I'm really happy about my friends. I don't have to follow them around - they seem to have a reason to want to hang out with me. And there's a lot of them. My host mother asked me who was my closest friend at the moment (naka no tomodachi, or "inside friend") and I honestly don't know, which is kind of unusual for me. But it's super fun.
On the subway ride there:
Jon, Nathalie and Soren

Jesse, Jeremy and Jon:

Jeremy, Jon and Nathalie in a typical expression:



I had a long chat with my host mother after coming back. We talked about Japanese programs in English education and how they suck because they don't start speaking practice until age 13, which I think is likely too late to develop the extra vowels and sounds that you need for English. Maybe the government wants all Japanese to have an accent in English...? I have no idea. I learned that Reiko started her English education at 11 months, and apparently her first words in English were, in an attempt to copy an instructor's "My name is Reiko", "Mayonnaise is Reiko".

Kaori also told me that she thinks I've been getting better at Japanese. I'm really happy...! Yesterday she told me that I should call her "Kaori" instead of "Kaori-san", which made me happy - although, this being Japan, that emotion was immediately followed by worry about whether I had been doing it wrong the whole time instead of progressing towards a point at which I could drop the suffix. Sigh...There are SO many things to be done wrong.
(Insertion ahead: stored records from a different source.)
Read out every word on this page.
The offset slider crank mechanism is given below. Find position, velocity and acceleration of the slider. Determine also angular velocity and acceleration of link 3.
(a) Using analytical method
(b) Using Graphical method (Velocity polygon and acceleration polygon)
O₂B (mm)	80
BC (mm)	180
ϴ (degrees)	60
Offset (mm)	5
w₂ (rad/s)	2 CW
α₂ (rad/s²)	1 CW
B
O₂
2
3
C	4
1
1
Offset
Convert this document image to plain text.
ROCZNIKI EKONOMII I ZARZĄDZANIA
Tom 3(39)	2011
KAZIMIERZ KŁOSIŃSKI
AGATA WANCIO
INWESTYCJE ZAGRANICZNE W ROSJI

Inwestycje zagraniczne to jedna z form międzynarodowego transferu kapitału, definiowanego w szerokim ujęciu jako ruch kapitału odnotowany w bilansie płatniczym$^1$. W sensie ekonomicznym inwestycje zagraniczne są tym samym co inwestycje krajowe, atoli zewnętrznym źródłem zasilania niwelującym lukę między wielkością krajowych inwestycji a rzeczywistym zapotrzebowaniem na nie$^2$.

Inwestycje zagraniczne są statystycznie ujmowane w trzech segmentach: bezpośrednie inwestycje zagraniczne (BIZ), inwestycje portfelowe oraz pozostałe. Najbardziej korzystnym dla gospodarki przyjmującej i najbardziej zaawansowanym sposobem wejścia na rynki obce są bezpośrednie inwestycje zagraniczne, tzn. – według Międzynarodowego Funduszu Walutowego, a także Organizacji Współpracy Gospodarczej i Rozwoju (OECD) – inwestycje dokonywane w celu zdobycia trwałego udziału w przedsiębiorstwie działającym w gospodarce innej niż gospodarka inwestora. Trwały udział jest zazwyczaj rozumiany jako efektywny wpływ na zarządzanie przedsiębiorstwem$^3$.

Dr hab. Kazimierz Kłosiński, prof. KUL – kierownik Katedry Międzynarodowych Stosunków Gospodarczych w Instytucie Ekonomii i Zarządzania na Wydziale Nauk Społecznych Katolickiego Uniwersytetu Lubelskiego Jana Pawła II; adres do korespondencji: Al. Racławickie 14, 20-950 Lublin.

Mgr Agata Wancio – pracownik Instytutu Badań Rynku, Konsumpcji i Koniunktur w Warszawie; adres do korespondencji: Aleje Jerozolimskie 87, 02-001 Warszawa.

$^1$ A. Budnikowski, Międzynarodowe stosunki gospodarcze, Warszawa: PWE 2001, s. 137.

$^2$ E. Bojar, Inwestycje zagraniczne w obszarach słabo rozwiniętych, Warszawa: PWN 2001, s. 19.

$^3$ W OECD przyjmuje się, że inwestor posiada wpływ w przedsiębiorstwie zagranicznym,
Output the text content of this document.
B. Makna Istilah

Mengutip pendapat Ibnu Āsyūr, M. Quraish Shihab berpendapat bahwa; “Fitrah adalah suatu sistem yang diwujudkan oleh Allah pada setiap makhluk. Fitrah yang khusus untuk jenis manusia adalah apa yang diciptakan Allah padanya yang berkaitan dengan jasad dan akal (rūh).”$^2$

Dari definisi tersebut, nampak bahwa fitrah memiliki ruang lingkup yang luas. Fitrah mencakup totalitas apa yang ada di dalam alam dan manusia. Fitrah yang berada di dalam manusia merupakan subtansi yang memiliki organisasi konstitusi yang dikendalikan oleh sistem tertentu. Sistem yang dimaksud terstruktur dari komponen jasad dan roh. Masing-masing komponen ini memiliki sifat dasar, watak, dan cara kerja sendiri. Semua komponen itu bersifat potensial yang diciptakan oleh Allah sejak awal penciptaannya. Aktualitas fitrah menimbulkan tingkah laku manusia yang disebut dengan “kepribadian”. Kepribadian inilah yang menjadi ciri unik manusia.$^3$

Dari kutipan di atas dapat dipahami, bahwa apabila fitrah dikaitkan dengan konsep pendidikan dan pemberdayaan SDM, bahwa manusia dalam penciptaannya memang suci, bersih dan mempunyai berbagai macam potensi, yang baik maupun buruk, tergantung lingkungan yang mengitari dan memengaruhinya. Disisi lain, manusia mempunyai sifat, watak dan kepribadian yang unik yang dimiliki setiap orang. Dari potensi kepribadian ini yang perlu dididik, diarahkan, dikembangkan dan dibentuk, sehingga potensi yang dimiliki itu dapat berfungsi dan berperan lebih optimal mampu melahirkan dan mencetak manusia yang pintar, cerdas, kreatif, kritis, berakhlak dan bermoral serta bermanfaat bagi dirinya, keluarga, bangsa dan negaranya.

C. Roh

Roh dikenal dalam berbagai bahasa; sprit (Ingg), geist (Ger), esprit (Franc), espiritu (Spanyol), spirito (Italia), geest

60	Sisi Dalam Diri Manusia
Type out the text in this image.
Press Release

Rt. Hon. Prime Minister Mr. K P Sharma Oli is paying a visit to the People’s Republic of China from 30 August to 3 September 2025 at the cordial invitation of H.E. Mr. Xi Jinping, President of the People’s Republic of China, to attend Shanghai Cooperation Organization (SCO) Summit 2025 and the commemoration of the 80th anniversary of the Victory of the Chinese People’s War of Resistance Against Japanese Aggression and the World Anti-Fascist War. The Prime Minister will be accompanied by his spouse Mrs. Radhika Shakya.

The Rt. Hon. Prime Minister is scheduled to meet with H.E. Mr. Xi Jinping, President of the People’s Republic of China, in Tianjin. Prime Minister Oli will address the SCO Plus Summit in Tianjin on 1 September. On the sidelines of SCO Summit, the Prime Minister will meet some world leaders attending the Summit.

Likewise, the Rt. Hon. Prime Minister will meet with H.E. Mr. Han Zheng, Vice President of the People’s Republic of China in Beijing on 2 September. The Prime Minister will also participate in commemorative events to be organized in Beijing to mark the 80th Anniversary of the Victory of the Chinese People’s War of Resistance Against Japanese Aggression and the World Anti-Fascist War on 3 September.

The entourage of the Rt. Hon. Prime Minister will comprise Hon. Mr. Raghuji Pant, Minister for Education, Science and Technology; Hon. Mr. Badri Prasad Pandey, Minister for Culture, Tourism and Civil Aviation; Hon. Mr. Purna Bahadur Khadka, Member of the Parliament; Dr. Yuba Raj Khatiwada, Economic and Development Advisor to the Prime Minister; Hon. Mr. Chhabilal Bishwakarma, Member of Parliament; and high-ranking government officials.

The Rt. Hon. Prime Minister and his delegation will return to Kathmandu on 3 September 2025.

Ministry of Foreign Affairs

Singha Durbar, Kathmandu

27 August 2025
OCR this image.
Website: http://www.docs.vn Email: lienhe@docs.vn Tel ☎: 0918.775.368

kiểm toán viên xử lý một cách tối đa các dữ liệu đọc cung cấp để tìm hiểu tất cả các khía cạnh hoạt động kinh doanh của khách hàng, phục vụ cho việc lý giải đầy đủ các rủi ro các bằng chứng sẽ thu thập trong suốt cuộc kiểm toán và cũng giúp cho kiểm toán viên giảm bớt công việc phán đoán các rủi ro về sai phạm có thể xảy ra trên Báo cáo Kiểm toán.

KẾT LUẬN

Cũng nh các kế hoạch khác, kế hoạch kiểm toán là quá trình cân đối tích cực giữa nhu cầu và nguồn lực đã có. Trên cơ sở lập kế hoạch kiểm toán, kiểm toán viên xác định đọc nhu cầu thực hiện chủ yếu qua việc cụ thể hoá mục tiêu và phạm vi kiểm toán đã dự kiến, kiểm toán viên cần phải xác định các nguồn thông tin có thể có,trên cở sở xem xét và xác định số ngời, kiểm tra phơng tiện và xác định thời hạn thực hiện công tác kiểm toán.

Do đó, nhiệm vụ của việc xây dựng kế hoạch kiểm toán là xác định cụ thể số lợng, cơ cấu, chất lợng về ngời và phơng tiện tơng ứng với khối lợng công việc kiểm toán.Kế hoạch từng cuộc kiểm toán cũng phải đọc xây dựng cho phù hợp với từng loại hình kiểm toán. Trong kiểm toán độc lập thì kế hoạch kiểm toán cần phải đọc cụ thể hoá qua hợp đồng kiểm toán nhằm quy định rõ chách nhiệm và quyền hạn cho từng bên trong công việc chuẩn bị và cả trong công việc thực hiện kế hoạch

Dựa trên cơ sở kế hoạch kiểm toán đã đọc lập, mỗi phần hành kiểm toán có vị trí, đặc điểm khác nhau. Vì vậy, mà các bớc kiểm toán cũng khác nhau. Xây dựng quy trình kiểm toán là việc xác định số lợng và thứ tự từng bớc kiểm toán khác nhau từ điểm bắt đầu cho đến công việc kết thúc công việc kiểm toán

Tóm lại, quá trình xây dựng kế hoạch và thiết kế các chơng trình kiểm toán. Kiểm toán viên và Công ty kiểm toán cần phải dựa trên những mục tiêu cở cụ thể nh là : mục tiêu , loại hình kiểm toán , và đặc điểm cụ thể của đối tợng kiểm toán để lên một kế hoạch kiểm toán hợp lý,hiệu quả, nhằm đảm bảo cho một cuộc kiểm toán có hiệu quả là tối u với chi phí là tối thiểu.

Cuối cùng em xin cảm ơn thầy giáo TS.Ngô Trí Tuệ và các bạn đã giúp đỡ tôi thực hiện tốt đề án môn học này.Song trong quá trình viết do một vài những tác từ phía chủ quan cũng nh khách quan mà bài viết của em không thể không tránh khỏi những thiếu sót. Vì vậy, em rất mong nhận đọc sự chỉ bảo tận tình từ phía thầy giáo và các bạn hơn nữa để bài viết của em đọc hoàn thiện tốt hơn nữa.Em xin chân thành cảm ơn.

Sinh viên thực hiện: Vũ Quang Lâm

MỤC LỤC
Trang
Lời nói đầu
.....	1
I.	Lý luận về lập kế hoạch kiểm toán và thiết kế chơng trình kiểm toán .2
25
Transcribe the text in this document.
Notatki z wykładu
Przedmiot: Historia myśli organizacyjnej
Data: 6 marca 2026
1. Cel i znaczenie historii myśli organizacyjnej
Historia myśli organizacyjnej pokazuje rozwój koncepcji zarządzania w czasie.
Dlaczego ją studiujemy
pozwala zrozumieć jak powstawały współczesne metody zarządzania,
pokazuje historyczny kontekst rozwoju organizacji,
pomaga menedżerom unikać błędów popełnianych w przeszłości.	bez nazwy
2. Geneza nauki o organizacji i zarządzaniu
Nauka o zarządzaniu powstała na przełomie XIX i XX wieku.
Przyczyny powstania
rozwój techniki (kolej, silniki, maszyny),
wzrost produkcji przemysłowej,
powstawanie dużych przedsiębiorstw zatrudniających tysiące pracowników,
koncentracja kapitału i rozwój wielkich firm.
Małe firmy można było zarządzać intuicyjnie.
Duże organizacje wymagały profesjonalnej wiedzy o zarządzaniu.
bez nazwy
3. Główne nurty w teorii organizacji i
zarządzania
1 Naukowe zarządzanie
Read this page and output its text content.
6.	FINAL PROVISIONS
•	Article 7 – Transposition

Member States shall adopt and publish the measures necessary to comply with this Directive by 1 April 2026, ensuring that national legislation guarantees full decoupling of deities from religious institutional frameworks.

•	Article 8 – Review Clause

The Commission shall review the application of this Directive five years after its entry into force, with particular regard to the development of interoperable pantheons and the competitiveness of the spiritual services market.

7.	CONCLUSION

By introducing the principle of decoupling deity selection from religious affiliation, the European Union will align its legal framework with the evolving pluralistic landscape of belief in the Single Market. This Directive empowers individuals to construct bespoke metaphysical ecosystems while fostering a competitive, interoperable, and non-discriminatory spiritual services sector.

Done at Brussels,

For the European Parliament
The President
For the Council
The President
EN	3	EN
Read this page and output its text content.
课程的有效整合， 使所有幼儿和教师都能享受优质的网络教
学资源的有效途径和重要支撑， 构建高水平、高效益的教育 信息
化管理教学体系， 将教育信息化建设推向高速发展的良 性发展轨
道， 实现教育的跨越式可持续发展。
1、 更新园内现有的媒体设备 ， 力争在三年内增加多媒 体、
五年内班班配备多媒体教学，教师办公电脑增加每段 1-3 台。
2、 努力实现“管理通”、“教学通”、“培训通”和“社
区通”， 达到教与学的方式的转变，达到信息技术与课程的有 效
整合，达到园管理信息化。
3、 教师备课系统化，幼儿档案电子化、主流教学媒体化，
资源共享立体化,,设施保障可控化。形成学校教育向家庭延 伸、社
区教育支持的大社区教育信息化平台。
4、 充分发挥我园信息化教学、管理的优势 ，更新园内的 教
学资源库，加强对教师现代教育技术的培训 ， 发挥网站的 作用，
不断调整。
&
But at the same time, there's a lot of fun. At one point Kaori asked me something along the lines of 「クラブに入った?」("Did you enter the club?") and I assumed she meant the 南山写真部, the photo club at school, so I replied that I'd sent an email but hadn't gotten a reply. She shook her head and clarified that she meant the ID Bar, a club in Sakae that the students like to go to sometimes, and laughed that "This is the weekend - this isn't the time to talk about school things! The week is for school, and the weekend is for play". Having just finished a unit on complaints, specifically host mothers complaining about their students not helping out or not coming home early enough or not doing all sorts of good-student things, I was relieved and pleased.

1 comment:

Anonymous said...

Congrats on the computer! Did you get any of my emails yet?